The results, now made public for the first time, show that press and outdoor were highly effective in communicating messages to people who are already aware of the stimuli within the ad. Press also offered the benefit of being able to deliver content-rich information. Television was useful in stimulating long-term memories and emotions, which are important for establishing brands and changing perceptions. Radio performed well in making audiences process information of low interest. While these are unique strengths, each medium was also found to be able to achieve different results.

These findings have now been integrated into a planning tool, which through a series of questions devised by research and strategy consultancy Acacia Avenue, allows the agency to work out the most appropriate communication model out of a possible six, including, for instance, communicating a low-interest message. The system then establishes which regions of the brain need to be activated and the most effective media routes for the task, indexing and ranking them against one another. Audience impact data and media and production costs are then fused into the model to give an overall score for each medium.

Although the system is based on scientific research, Holden is keen to stress that it should not act as a “straitjacket”, but as guidance in deciding which form of media should be used. But some industry figures believe that fMRI-based studies are based on a false environment. Vizeum strategy director Matt Andrews says: “fMRI is conducted in an unreal laboratory situation, yet consumers are subject to all sorts of influences around them all of the time.”

But he admits the need to know more about how consumers’ minds work and claims: “Ninety per cent of what you believe is driven by your subconscious: the choices you make in life, the brands you buy and the media you consume.” Vizeum has bought consumer psychology company Consydiam, which specialises in understanding how consumers relate to brands on a subconscious level.

Ogilvy & Mather executive planning director Mark Earls is another fMRI sceptic and questions its application in assessing advertising and types of media: “If you use the neuro brain scan to see if the happy bit of the brain lights up you are missing the point. No communication works on an individual alone: the key influences are from other people.”

Bambos Neophytou, an account planner with Bartle Bogle Hegarty who has a Master’s degree in cognitive science, believes that there are so many variables in the ways that advertising is delivered and consumed that any form of effectiveness model using fMRI technology should be used with caution. He warns that clients with large budgets could latch on to the objectivity of fMRI as a “crutch” to justify decisions, which in turn could result in stifled creativity.

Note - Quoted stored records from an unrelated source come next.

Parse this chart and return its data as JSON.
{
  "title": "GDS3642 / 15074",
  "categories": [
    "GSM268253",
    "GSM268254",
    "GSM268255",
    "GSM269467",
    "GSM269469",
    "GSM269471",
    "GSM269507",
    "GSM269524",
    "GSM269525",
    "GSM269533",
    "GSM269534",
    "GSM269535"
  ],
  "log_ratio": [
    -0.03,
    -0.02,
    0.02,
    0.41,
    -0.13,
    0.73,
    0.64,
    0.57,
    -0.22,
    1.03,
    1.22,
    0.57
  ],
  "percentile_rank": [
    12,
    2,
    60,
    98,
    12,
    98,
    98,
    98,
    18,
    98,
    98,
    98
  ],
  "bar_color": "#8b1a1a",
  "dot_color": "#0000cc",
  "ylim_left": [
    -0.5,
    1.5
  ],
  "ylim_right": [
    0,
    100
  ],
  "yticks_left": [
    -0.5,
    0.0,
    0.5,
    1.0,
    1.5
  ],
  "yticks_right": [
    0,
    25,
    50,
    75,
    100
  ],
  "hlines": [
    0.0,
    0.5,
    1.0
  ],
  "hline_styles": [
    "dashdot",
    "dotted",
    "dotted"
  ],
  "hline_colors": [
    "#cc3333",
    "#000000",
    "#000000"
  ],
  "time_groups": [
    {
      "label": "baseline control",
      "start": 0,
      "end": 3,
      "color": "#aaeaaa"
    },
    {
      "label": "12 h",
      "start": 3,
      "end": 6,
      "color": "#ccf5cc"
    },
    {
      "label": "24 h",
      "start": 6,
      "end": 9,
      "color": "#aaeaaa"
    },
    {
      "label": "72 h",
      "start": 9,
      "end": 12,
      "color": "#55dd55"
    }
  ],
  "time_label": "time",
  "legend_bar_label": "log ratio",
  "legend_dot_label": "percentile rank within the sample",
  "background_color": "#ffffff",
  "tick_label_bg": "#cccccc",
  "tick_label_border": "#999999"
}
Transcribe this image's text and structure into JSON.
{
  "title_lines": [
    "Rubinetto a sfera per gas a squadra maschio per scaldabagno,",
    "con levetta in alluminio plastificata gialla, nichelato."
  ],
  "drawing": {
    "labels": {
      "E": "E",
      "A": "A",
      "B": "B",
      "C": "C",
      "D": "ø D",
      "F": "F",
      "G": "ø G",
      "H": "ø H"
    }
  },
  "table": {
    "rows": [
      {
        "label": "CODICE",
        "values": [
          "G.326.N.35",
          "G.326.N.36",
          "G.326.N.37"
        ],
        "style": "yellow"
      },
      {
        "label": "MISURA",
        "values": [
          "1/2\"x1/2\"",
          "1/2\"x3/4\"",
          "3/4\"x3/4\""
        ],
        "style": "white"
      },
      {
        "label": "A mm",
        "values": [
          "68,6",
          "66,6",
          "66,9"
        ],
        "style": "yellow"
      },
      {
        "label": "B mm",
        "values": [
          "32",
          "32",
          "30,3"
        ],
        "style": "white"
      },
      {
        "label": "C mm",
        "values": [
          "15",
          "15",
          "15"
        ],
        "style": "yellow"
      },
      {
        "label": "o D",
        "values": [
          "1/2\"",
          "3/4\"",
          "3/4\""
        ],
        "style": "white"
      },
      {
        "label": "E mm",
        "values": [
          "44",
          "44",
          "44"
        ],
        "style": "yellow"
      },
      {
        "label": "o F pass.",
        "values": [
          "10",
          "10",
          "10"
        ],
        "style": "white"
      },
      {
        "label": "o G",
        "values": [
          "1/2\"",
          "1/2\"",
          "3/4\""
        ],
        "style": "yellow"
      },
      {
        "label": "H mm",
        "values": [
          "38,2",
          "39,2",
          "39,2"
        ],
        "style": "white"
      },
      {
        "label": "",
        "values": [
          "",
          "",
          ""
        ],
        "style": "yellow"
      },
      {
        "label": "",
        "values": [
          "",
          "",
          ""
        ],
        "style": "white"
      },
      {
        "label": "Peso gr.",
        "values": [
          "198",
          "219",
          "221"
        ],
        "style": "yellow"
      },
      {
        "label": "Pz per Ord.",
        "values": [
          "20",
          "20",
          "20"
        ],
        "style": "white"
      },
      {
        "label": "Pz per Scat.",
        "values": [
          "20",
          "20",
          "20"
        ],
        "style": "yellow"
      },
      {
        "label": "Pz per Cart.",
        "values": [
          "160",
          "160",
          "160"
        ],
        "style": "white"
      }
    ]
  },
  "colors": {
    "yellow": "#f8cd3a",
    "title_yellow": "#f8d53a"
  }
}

According to Dr Gemma Calvert of Neurosense, it is because of that objectivity that more marketing companies are turning to neuroscience to gauge consumer reaction to new products, packaging and advertising. In one instance, after conducting fMRI research, the company was able to tell a client that consumers would not take to a particular new product variant. In fact, the product had already failed in the US.

But many marketers are fearful of talking about their experiments for fear of criticism from lobby groups. In the US, not-for profit organisation Commercial Alert has campaigned against the use of neuromarketing, and fMRI in particular, claiming that neuromarketing is being used to manipulate consumers’ behaviour. In defence of fMRI, Calvert says: “The market is just trying to understand what consumers want so that it can give it to them.”

However, Calvert admits that although fMRI can be tailored to fit certain circumstances and outside influences with additional questions, it is complementary to other research methods such as focus groups. Caroline Whitehall a co-founder and strategist at Acacia Avenue agrees: “fMRI is not going to provide the answer. For instance, it can’t predict future behaviour and it can’t account for context or explain exactly why people react to advertising in the way they do, unless you do the research and then interview the test subjects.”

For the time being at least, marketing and advertising are to remain creative arts, not formulaic models.